The dimensions of the metal hammer head were not used for large projects, but for fine work or soft metal. The metal of the hammer head should consist of 96.6% iron, 2.6% chlorine and 0.74% sulfur. The hammer head has not rusted since it was discovered in the mid-1930s. The hammer attracted greater attention after it was purchased in 1983 by creationist Carl Baugh , who claimed the artifact was a "monumental pre-Flood discovery". Baugh uses the hammer as the basis for speculation that the atmosphere on Earth prior to the Flood encouraged the growth of giants. The hammer is now part of an exhibit at Baugh's Creation Evidence Museum that is selling replicas of it to visitors. Radiocarbon dates were not carried out or no report is available.
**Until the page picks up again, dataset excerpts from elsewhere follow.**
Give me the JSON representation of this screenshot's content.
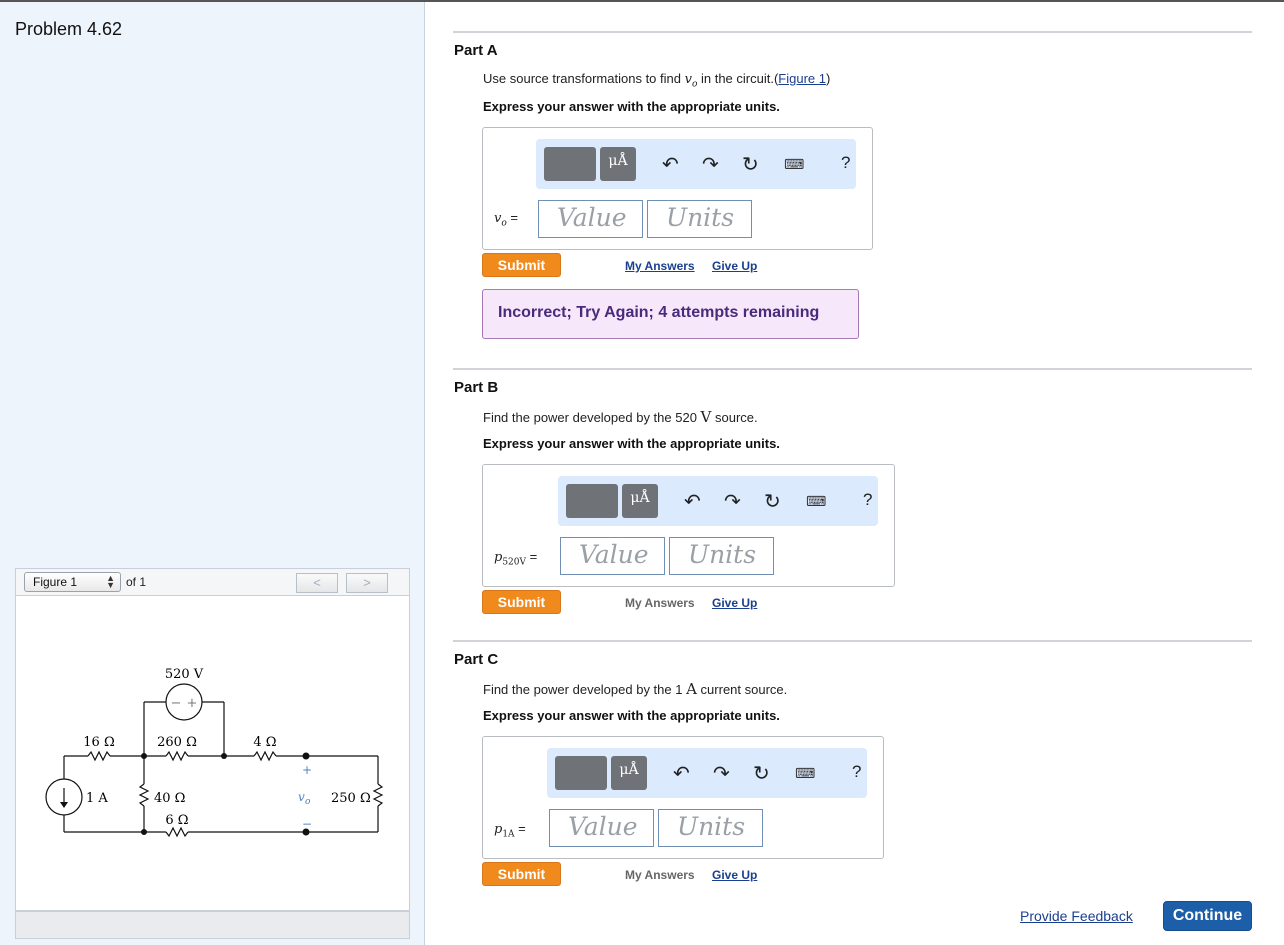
{
  "problem": {
    "title": "Problem 4.62"
  },
  "figure_panel": {
    "select_value": "Figure 1",
    "of_text": "of 1",
    "prev_label": "<",
    "next_label": ">",
    "circuit": {
      "source_voltage": "520 V",
      "source_polarity_minus": "−",
      "source_polarity_plus": "+",
      "r1": "16 Ω",
      "r2": "260 Ω",
      "r3": "4 Ω",
      "r4": "40 Ω",
      "r5": "6 Ω",
      "r6": "250 Ω",
      "current_source": "1 A",
      "vo_label": "v",
      "vo_sub": "o",
      "plus": "+",
      "minus": "−"
    }
  },
  "part_a": {
    "title": "Part A",
    "prompt_pre": "Use source transformations to find ",
    "prompt_var": "v",
    "prompt_var_sub": "o",
    "prompt_post": " in the circuit.(",
    "prompt_link": "Figure 1",
    "prompt_close": ")",
    "instruction": "Express your answer with the appropriate units.",
    "label": "v",
    "label_sub": "o",
    "label_eq": " =",
    "value_placeholder": "Value",
    "units_placeholder": "Units",
    "submit": "Submit",
    "my_answers": "My Answers",
    "give_up": "Give Up",
    "feedback": "Incorrect; Try Again; 4 attempts remaining"
  },
  "part_b": {
    "title": "Part B",
    "prompt_pre": "Find the power developed by the 520 ",
    "prompt_unit": "V",
    "prompt_post": " source.",
    "instruction": "Express your answer with the appropriate units.",
    "label": "p",
    "label_sub": "520V",
    "label_eq": " =",
    "value_placeholder": "Value",
    "units_placeholder": "Units",
    "submit": "Submit",
    "my_answers": "My Answers",
    "give_up": "Give Up"
  },
  "part_c": {
    "title": "Part C",
    "prompt_pre": "Find the power developed by the 1 ",
    "prompt_unit": "A",
    "prompt_post": " current source.",
    "instruction": "Express your answer with the appropriate units.",
    "label": "p",
    "label_sub": "1A",
    "label_eq": " =",
    "value_placeholder": "Value",
    "units_placeholder": "Units",
    "submit": "Submit",
    "my_answers": "My Answers",
    "give_up": "Give Up"
  },
  "toolbar": {
    "units_symbol": "μÅ",
    "undo_icon": "↶",
    "redo_icon": "↷",
    "reset_icon": "↻",
    "keyboard_icon": "⌨",
    "help": "?"
  },
  "footer": {
    "provide_feedback": "Provide Feedback",
    "continue": "Continue"
  }
}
Other experts have found that the hammer is stylistically consistent with typical American tools made in the region in the late 19th century. It corresponds to the typical hammer of a miner around 1880. One possible explanation for the surrounding rock that contains the artifact is that the highly soluble minerals in the old limestone can have formed a concretion around the object via a mineralogical process , as in nature also often occurs in similar incrustations around fossils and other nuclei.

Individual evidence

  1. ^ Glen J. Kuban: The London Hammer . 1986.
  2. ^ A b Kuban, The London Hammer, 2006
  3. Jim Middleton, The London Hammer , Historic Mysteries, July 20, 2011, accessed February 25, 2015
  4. M. Coppedge: Giant Humans and Dinosaurs .
  5. Keith Fitzpatrick-Matthews: The London Artifact (Texas) . In: Bad Archeology . May 9, 2007. Retrieved December 17, 2016.